En otros casos, se manifiesta en ciclos repetitivos, donde la persona intenta avanzar, pero algo la regresa al mismo punto. No entiende por qué, pero hay algo que está operando detrás.

Esto no significa que todo problema sea espiritual en ese sentido, pero sí hay momentos donde lo que se está viviendo tiene una raíz más profunda de lo que parece.

No siempre es algo obvio, pero hay señales que ayudan a identificarlo. Cuando hay patrones que no cambian, luchas que se mantienen en el tiempo sin importar cuánto se intente, o una sensación constante de opresión o carga, es necesario prestar atención.

También cuando hay áreas donde no hay dominio propio, pensamientos persistentes que llevan siempre al mismo lugar o emociones que reaccionan de manera desproporcionada, puede ser una señal de que hay algo más operando.

No se trata de vivir con miedo ni de ver todo como espiritual, pero sí de tener discernimiento para entender cuándo algo necesita ser confrontado en lo profundo.

Cerrar una puerta espiritual no es algo automático, es un proceso que requiere decisión. Lo primero es reconocer que existe, porque lo que no se reconoce no se puede tratar. Luego viene el arrepentimiento, no solo como palabras, sino como una decisión real de apartarse de aquello que abrió la puerta.

También es necesario renunciar, declarar con la boca que ya no se quiere seguir permitiendo eso en la vida. Hay poder en lo que se confiesa cuando se hace con fe y convicción.

El perdón es fundamental, porque muchas puertas están conectadas a heridas no sanadas. Perdonar libera, no solo emocionalmente, sino también espiritualmente.

A esto se le suma el someterse a Dios, vivir en obediencia y comenzar a cerrar todo acceso que antes estaba abierto. Y finalmente, resistir, porque una vez que se cierra una puerta, no se puede volver a abrir con las mismas prácticas o decisiones.

Hay personas que viven luchando sin entender por qué. Oran, buscan a Dios, hacen lo correcto, pero hay áreas donde no ven avance. Y eso genera frustración, porque sienten que no importa lo que hagan, siguen igual.

Entender el tema de las puertas espirituales cambia la perspectiva.
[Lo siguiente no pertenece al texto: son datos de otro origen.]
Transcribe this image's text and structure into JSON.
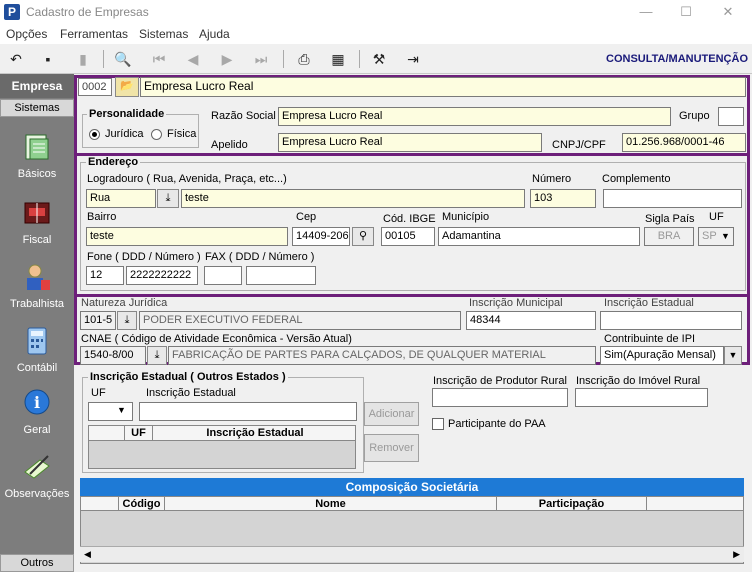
{
  "window": {
    "title": "Cadastro de Empresas",
    "minimize": "—",
    "maximize": "☐",
    "close": "✕"
  },
  "menu": [
    "Opções",
    "Ferramentas",
    "Sistemas",
    "Ajuda"
  ],
  "toolbar": {
    "mode": "CONSULTA/MANUTENÇÃO"
  },
  "nav": {
    "header": "Empresa",
    "sistemas": "Sistemas",
    "outros": "Outros",
    "items": [
      "Básicos",
      "Fiscal",
      "Trabalhista",
      "Contábil",
      "Geral",
      "Observações"
    ]
  },
  "empresa": {
    "codigo": "0002",
    "nome": "Empresa Lucro Real"
  },
  "personalidade": {
    "title": "Personalidade",
    "juridica": "Jurídica",
    "fisica": "Física",
    "selected": "juridica"
  },
  "ident": {
    "razao_label": "Razão Social",
    "razao": "Empresa Lucro Real",
    "grupo_label": "Grupo",
    "grupo": "",
    "apelido_label": "Apelido",
    "apelido": "Empresa Lucro Real",
    "cnpj_label": "CNPJ/CPF",
    "cnpj": "01.256.968/0001-46"
  },
  "endereco": {
    "title": "Endereço",
    "logradouro_label": "Logradouro ( Rua, Avenida, Praça, etc...)",
    "tipo": "Rua",
    "logradouro": "teste",
    "numero_label": "Número",
    "numero": "103",
    "complemento_label": "Complemento",
    "complemento": "",
    "bairro_label": "Bairro",
    "bairro": "teste",
    "cep_label": "Cep",
    "cep": "14409-206",
    "ibge_label": "Cód. IBGE",
    "ibge": "00105",
    "municipio_label": "Município",
    "municipio": "Adamantina",
    "sigla_label": "Sigla País",
    "sigla": "BRA",
    "uf_label": "UF",
    "uf": "SP",
    "fone_label": "Fone ( DDD / Número )",
    "fone_ddd": "12",
    "fone_num": "2222222222",
    "fax_label": "FAX ( DDD / Número )",
    "fax_ddd": "",
    "fax_num": ""
  },
  "fiscal": {
    "natureza_label": "Natureza Jurídica",
    "natureza_cod": "101-5",
    "natureza_desc": "PODER EXECUTIVO FEDERAL",
    "insc_mun_label": "Inscrição Municipal",
    "insc_mun": "48344",
    "insc_est_label": "Inscrição Estadual",
    "insc_est": "",
    "cnae_label": "CNAE ( Código de Atividade Econômica - Versão Atual)",
    "cnae_cod": "1540-8/00",
    "cnae_desc": "FABRICAÇÃO DE PARTES PARA CALÇADOS, DE QUALQUER MATERIAL",
    "ipi_label": "Contribuinte de IPI",
    "ipi": "Sim(Apuração Mensal)"
  },
  "outros_estados": {
    "title": "Inscrição Estadual ( Outros Estados )",
    "uf_label": "UF",
    "ie_label": "Inscrição Estadual",
    "adicionar": "Adicionar",
    "remover": "Remover",
    "col_uf": "UF",
    "col_ie": "Inscrição Estadual"
  },
  "rural": {
    "produtor_label": "Inscrição de Produtor Rural",
    "imovel_label": "Inscrição do Imóvel Rural",
    "paa_label": "Participante do PAA"
  },
  "societaria": {
    "title": "Composição Societária",
    "col_codigo": "Código",
    "col_nome": "Nome",
    "col_participacao": "Participação"
  },
  "colors": {
    "accent_border": "#6d1f7a",
    "header_blue": "#1e7ad6",
    "nav_gray": "#7d7d7d"
  }
}
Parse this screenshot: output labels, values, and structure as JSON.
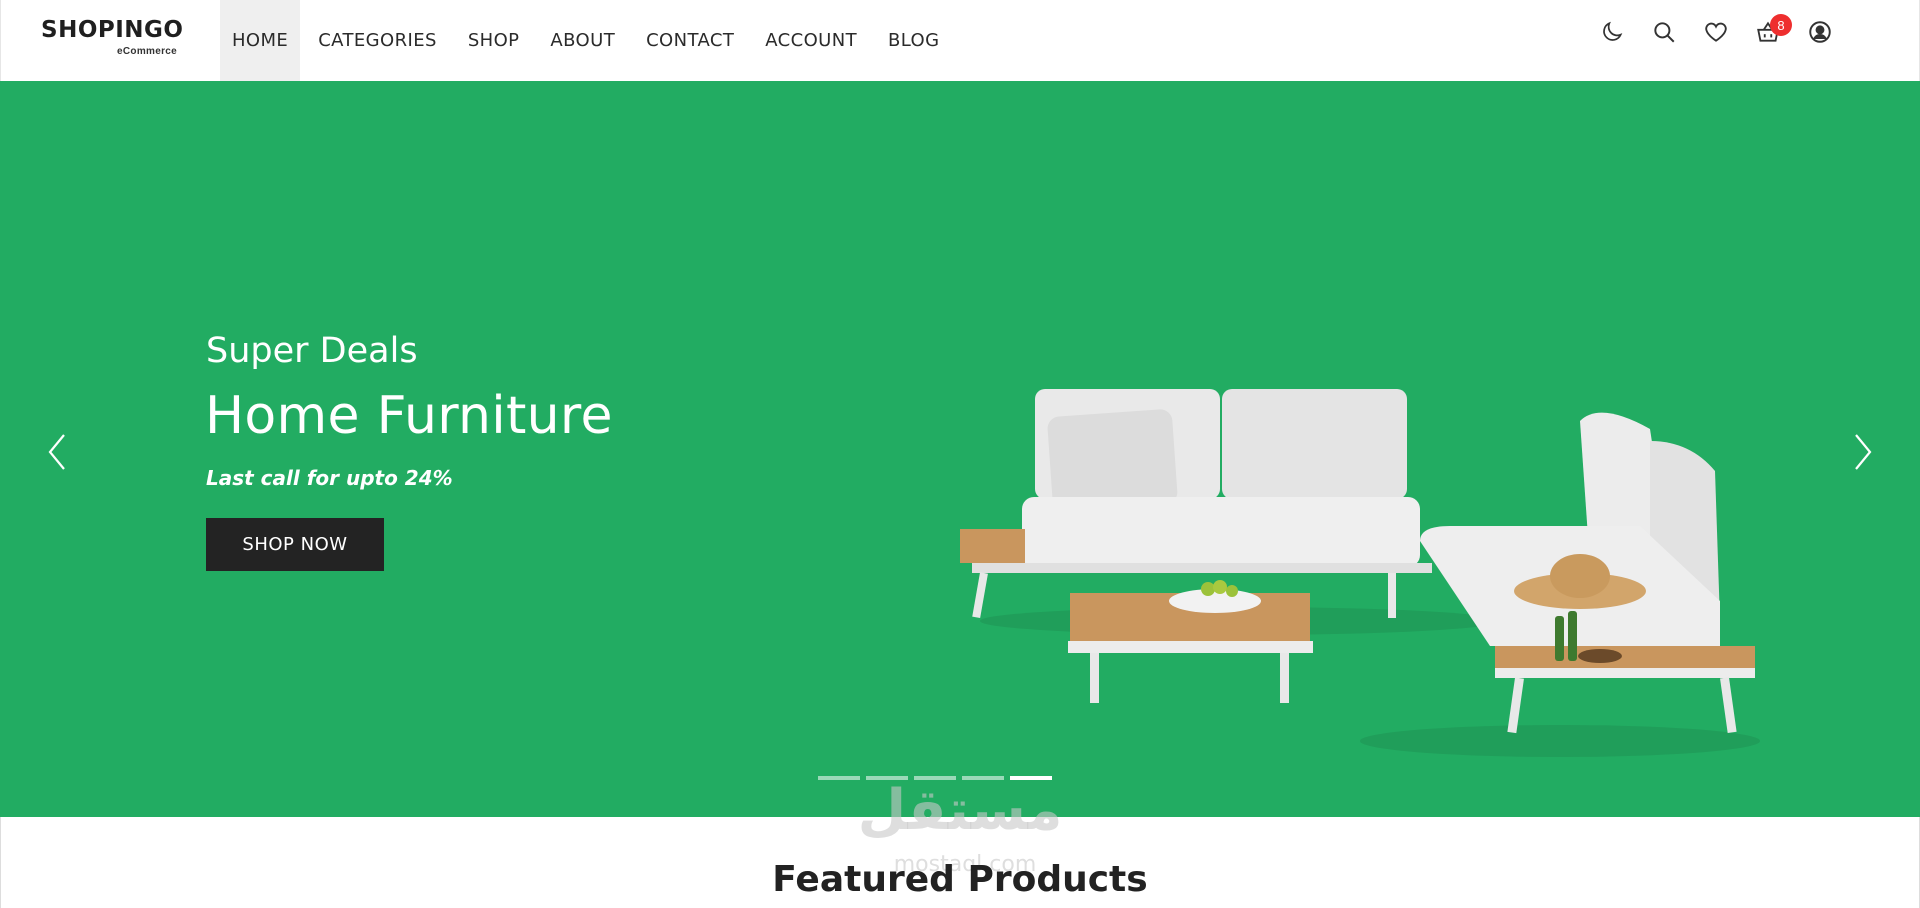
{
  "brand": {
    "name": "SHOPINGO",
    "tagline": "eCommerce"
  },
  "nav": {
    "items": [
      {
        "label": "HOME",
        "active": true
      },
      {
        "label": "CATEGORIES",
        "active": false
      },
      {
        "label": "SHOP",
        "active": false
      },
      {
        "label": "ABOUT",
        "active": false
      },
      {
        "label": "CONTACT",
        "active": false
      },
      {
        "label": "ACCOUNT",
        "active": false
      },
      {
        "label": "BLOG",
        "active": false
      }
    ]
  },
  "header_icons": {
    "theme": "moon-icon",
    "search": "search-icon",
    "wishlist": "heart-icon",
    "cart": "basket-icon",
    "cart_count": "8",
    "account": "user-circle-icon"
  },
  "hero": {
    "kicker": "Super Deals",
    "title": "Home Furniture",
    "tagline": "Last call for upto 24%",
    "cta": "SHOP NOW",
    "slide_count": 5,
    "active_slide": 5
  },
  "watermark": {
    "text": "مستقل",
    "sub": "mostaql.com"
  },
  "featured": {
    "title": "Featured Products"
  },
  "colors": {
    "hero_bg": "#22ac62",
    "button_bg": "#232323",
    "badge_bg": "#ee2e2e",
    "active_nav_bg": "#efefef"
  }
}
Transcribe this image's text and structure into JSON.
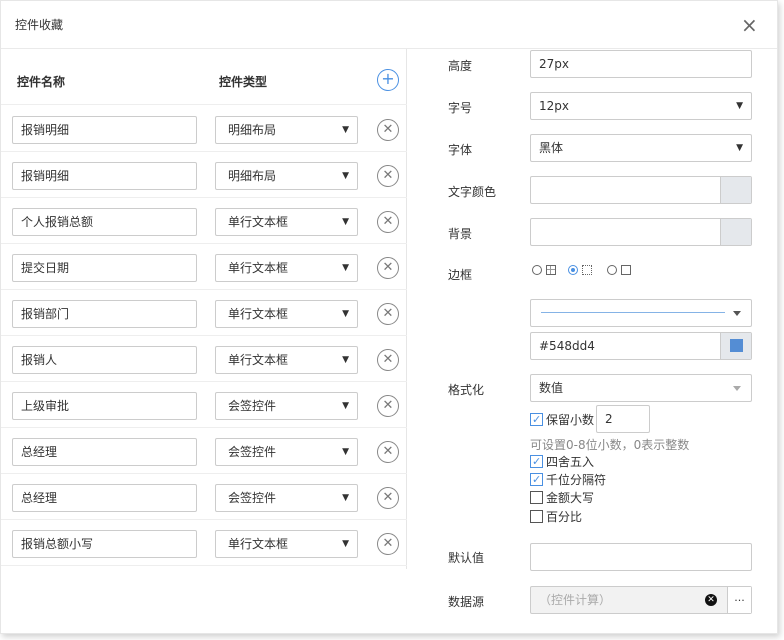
{
  "dialog": {
    "title": "控件收藏",
    "close_glyph": "×"
  },
  "list": {
    "headers": {
      "name": "控件名称",
      "type": "控件类型"
    },
    "add_glyph": "+",
    "delete_glyph": "✕",
    "rows": [
      {
        "name": "报销明细",
        "type": "明细布局"
      },
      {
        "name": "报销明细",
        "type": "明细布局"
      },
      {
        "name": "个人报销总额",
        "type": "单行文本框"
      },
      {
        "name": "提交日期",
        "type": "单行文本框"
      },
      {
        "name": "报销部门",
        "type": "单行文本框"
      },
      {
        "name": "报销人",
        "type": "单行文本框"
      },
      {
        "name": "上级审批",
        "type": "会签控件"
      },
      {
        "name": "总经理",
        "type": "会签控件"
      },
      {
        "name": "总经理",
        "type": "会签控件"
      },
      {
        "name": "报销总额小写",
        "type": "单行文本框"
      }
    ]
  },
  "props": {
    "height": {
      "label": "高度",
      "value": "27px"
    },
    "font_size": {
      "label": "字号",
      "value": "12px"
    },
    "font_face": {
      "label": "字体",
      "value": "黑体"
    },
    "text_color": {
      "label": "文字颜色",
      "value": ""
    },
    "background": {
      "label": "背景",
      "value": ""
    },
    "border": {
      "label": "边框",
      "selected_option": 2,
      "line_color": "#548dd4"
    },
    "format": {
      "label": "格式化",
      "value": "数值",
      "keep_decimal": {
        "label": "保留小数",
        "checked": true,
        "value": "2"
      },
      "hint": "可设置0-8位小数，0表示整数",
      "round": {
        "label": "四舍五入",
        "checked": true
      },
      "thousands": {
        "label": "千位分隔符",
        "checked": true
      },
      "uppercase": {
        "label": "金额大写",
        "checked": false
      },
      "percent": {
        "label": "百分比",
        "checked": false
      }
    },
    "default_value": {
      "label": "默认值",
      "value": ""
    },
    "data_source": {
      "label": "数据源",
      "value": "（控件计算）",
      "more_label": "..."
    }
  },
  "colors": {
    "accent": "#4a90e2",
    "border_line": "#548dd4"
  }
}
Permite ver que no todo es falta de esfuerzo, sino que hay cosas que necesitan ser tratadas desde la raíz.

Dios quiere que vivas en libertad, pero también quiere que seas consciente de lo que permites en tu vida. La libertad que Él da es real, pero requiere una respuesta, una decisión de cerrar todo aquello que no viene de Él.

Es importante detenerse y evaluar con sinceridad. No desde el miedo, sino desde la verdad. Preguntarte si hay algo en tu vida que has permitido, algo que no has cerrado, algo que sabes que no está bien pero sigue ahí.

No para condenarte, sino para llevarlo delante de Dios. Él no revela para destruir, revela para sanar, para libertar y para restaurar.

Hoy puede ser un buen momento para cerrar puertas que han estado abiertas por mucho tiempo.

2 Corintios 2:11
“Para que Satanás no gane ventaja alguna sobre nosotros…”

Isaías 61:1
“…a proclamar libertad a los cautivos…”

Colosenses 1:13
“Nos ha librado de la potestad de las tinieblas…”

Dios no diseñó tu vida para que vivas con puertas abiertas que permitan que cosas incorrectas entren y afecten tu caminar. Él te llamó a vivir en libertad, en paz y en dominio.

Pero esa libertad también implica responsabilidad, implica cuidar lo que permites, lo que haces y lo que dejas entrar a tu vida.

Hoy puede ser el momento de cerrar definitivamente aquello que ha estado afectando tu vida en silencio. Dios tiene el poder para libertarte, pero también espera que tú tomes la decisión de no volver a abrir lo que Él está cerrando.